Infatti, anche a voler effettivamente aderire alla tesi “privatistica”, appare corretto concludere – come ritenuto dal giudice di primo grado – che l’azione di accertamento di insussistenza dei presupposti per la d.i.a., costituente in tale ipotesi il rimedio a disposizione del terzo che si ritenga leso dall’intervento posto in essere in esecuzione di essa, debba restare anch’essa soggetta al termine decadenziale di sessanta giorni ex art. 21 della legge 6 dicembre 1971, nr. 1034, decorrente dalla conoscenza della d.i.a. (in tale senso, la citata decisione nr. 917 del 2009).
Laddove, al contrario, si propenda per la natura provvedimentale della d.i.a., a fortiori essa dovrà essere impugnata nel medesimo termine a partire dal perfezionarsi del titolo abilitativo implicito, alla scadenza del trentesimo giorno dalla presentazione della dichiarazione (ovvero, come ordinariamente accadrà, dal momento della conoscenza che il terzo abbia avuto di tale titolo).
Orbene, nel caso di specie – come correttamente rilevato dal primo giudice – non è contestato che l’originaria ricorrente abbia preso piena conoscenza della d.i.a. per cui è causa in data 23 dicembre 2008, allorché essa fu depositata agli atti di un giudizio civile intentato dalla stessa signora Piovene, unitamente ad altri condomini, con riferimento alle medesime opere per cui qui si controverte;mentre il ricorso di primo grado risulta notificato solo in date 17 e 18 settembre 2009.
Né è possibile accedere alla richiesta di riconoscimento dell’errore scusabile formulata dall’odierna appellante, atteso che, al di là dei contrasti giurisprudenziali in ordine alla natura giuridica della d.i.a. ed ai conseguenti rimedi a disposizione del terzo, entrambe le opinioni astrattamente accoglibili comportano, alla stregua dell’attuale stato della normativa e della giurisprudenza, la necessità di rispettare il termine di cui all’art. 21 della legge nr. 1034 del 1971.
4. Privo di pregio è anche il secondo motivo d’appello, con il quale si lamenta l’erroneità della declaratoria di inammissibilità della domanda di annullamento dell’atto con il quale l’Amministrazione comunale, in riscontro a un’istanza formulata dall’odierna appellante in data 7 agosto 2008, ha esplicitato le ragioni per le quali non riteneva di intervenire in autotutela sulla ridetta d.i.a., ai sensi dell’art. 19, comma 3, della legge 7 agosto 1990, nr. 241.
Al riguardo, appare forse non condivisibile la qualificazione di atto “ meramente confermativo ” che il primo giudice ha dato della censurata nota comunale: infatti, può dirsi tale quel solo atto che, senza acquisizione di nuovi elementi di fatto e senza alcuna nuova valutazione, tenga ferme le statuizioni in precedenza adottate in altro provvedimento amministrativo (cfr.
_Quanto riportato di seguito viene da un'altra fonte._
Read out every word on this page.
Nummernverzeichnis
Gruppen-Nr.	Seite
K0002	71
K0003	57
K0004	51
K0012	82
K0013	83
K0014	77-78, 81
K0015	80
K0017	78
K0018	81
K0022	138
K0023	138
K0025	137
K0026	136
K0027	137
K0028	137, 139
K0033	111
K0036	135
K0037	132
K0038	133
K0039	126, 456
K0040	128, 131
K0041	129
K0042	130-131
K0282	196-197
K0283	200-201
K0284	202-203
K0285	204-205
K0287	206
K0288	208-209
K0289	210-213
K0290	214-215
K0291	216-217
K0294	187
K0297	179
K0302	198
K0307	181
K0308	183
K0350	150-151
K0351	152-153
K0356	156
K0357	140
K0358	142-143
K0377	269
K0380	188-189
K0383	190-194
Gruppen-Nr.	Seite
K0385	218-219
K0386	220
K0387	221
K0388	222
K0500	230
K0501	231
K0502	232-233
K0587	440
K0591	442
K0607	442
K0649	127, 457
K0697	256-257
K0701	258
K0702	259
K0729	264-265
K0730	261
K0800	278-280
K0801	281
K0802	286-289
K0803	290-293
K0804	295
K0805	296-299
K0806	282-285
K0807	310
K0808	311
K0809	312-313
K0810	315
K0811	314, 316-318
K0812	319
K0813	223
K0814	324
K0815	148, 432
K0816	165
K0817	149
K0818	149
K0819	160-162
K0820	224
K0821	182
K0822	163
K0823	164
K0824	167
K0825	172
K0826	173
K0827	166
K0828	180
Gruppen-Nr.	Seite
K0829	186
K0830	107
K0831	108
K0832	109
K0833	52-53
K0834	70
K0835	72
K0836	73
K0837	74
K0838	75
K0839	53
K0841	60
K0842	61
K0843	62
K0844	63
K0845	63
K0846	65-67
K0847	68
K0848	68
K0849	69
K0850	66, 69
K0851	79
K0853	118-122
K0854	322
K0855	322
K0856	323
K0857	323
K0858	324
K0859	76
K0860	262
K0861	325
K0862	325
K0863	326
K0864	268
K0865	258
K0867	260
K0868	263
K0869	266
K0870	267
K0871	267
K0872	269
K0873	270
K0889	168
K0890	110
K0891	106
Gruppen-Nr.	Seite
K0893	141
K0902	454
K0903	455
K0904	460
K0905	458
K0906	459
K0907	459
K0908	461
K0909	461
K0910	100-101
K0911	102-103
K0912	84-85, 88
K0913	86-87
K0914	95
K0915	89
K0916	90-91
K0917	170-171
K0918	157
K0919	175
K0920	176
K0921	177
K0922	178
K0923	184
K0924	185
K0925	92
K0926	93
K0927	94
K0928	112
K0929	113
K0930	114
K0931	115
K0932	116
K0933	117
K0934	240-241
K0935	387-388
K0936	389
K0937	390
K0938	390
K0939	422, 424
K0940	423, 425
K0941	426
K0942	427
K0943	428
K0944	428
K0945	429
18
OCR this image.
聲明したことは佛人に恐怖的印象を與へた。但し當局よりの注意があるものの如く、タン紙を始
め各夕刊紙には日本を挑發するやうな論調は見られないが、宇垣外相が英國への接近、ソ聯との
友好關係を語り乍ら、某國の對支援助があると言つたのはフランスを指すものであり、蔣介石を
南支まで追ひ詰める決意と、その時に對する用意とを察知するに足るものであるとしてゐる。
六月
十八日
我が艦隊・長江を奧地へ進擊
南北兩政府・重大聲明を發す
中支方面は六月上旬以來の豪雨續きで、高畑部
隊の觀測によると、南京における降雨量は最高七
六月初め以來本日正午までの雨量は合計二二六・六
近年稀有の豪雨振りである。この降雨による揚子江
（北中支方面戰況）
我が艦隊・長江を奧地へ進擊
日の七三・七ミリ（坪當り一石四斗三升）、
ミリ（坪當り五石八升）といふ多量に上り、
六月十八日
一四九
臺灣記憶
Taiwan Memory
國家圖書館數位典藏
Cons. Stato, sez. V, 29 dicembre 2009, nr. 8853;Cons. Stato, sez. IV, 10 dicembre 2009, nr. 7732);in questo caso, invece, non v’è alcun provvedimento precedente il cui contenuto possa dirsi richiamato dalla nota de qua.
Malgrado ciò, non sembra dubbio che debba escludersi la natura provvedimentale della determinazione in questione, con la quale l’Amministrazione comunale, senza aver proceduto ad alcuna attività istruttoria o ricognitiva rispetto a quella che aveva condotto al perfezionarsi della d.i.a. presentata dalla Immobiliare Stefy S.r.l., si è limitata ad esporre le ragioni dell’inerzia tenuta in tale circostanza ed a rappresentare l’insussistenza di presupposti per l’attivazione dei propri poteri di autotutela.
Pertanto, ammettere l’autonoma impugnabilità di siffatta nota implicherebbe il sostanziale aggiramento del termine decadenziale cui si è visto essere assoggettata in ogni caso, comunque la si voglia intendere, l’azione a disposizione del terzo per contestare l’insussistenza dei presupposti di legge per il perfezionarsi della d.i.a.
Né le conclusioni testé esposte possono mutare in virtù di una supposta “specialità” dei poteri di autotutela attribuiti all’Amministrazione in materia di d.i.a. dal già citato art. 19, comma 3, della legge nr. 241 del 1990: infatti, tale disposizione si limita a rimandare agli ordinari strumenti di autotutela, oggi disciplinati dagli artt. 21 quinquies e 21 nonies della stessa legge nr. 241 del 1990.
Pertanto, devono considerarsi validi anche in tale settore i consolidati principi giurisprudenziali per cui, a fronte di un’istanza di un privato intesa a sollecitare l’esercizio di poteri di autotutela, l’Amministrazione non ha alcun obbligo di rispondere in modo espresso;dal che non può non discendere anche che, qualora l’istanza sia riscontrata con un atto nel quale l’Amministrazione si limita a escludere l’avvio di un procedimento di autotutela, tale atto non è autonomamente impugnabile, risolvendosi in una mera conferma della legittimità del precedente operato della stessa Amministrazione, ormai definitivo e inoppugnabile (al contrario, in caso di effettivo esercizio dei poteri di autotutela, gli atti eventualmente posti in essere – di annullamento, revoca o quant’altro – potranno naturalmente essere impugnati dagli interessati, costituendo rinnovata esplicazione del potere pubblico).
Insomma, una volta giunta a conoscenza della d.i.a. per cui è causa, l’odierna appellante ha legittimamente ritenuto di far valere i propri diritti seguendo strade alternative a quella della proposizione di un ricorso giurisdizionale (esercizio di azioni in sede civile, sollecitazione di interventi in autotutela alla stessa Amministrazione comunale), ciò che le ha precluso la possibilità di poter poi esperire tale rimedio.
5. Le considerazioni che precedono, comportando la conferma della statuizioni di irricevibilità e inammissibilità delle azioni esperite in primo grado, esonerano la Sezione dall’esame nel merito dei motivi di ricorso di primo grado (qui riproposti dalla parte appellante).
6. La reiezione dell’appello per le ragioni anzi dette non comporta, peraltro, l’accoglimento dell’appello incidentale proposto dalla Immobiliare Stefy S.r.l. con riferimento alla statuizione di compensazione delle spese del giudizio di primo grado.
Infatti, tale statuizione appare corretta e ragionevole, tenuto conto della circostanza che sulle questioni determinanti la soccombenza della ricorrente (disciplina dell’azione di accertamento di insussistenza dei presupposti della d.i.a. e impugnabilità di un atto con cui la p.a. riscontri negativamente una richiesta di autotutela) non si rinvengono né disposizioni espresse né diffusi e consolidati orientamenti giurisprudenziali.
Pertanto, l’appello incidentale va respinto.
7. Per le medesime ragioni testé esposte, sussistono giusti motivi per compensare integralmente tra le parti anche le spese del presente grado di giudizio.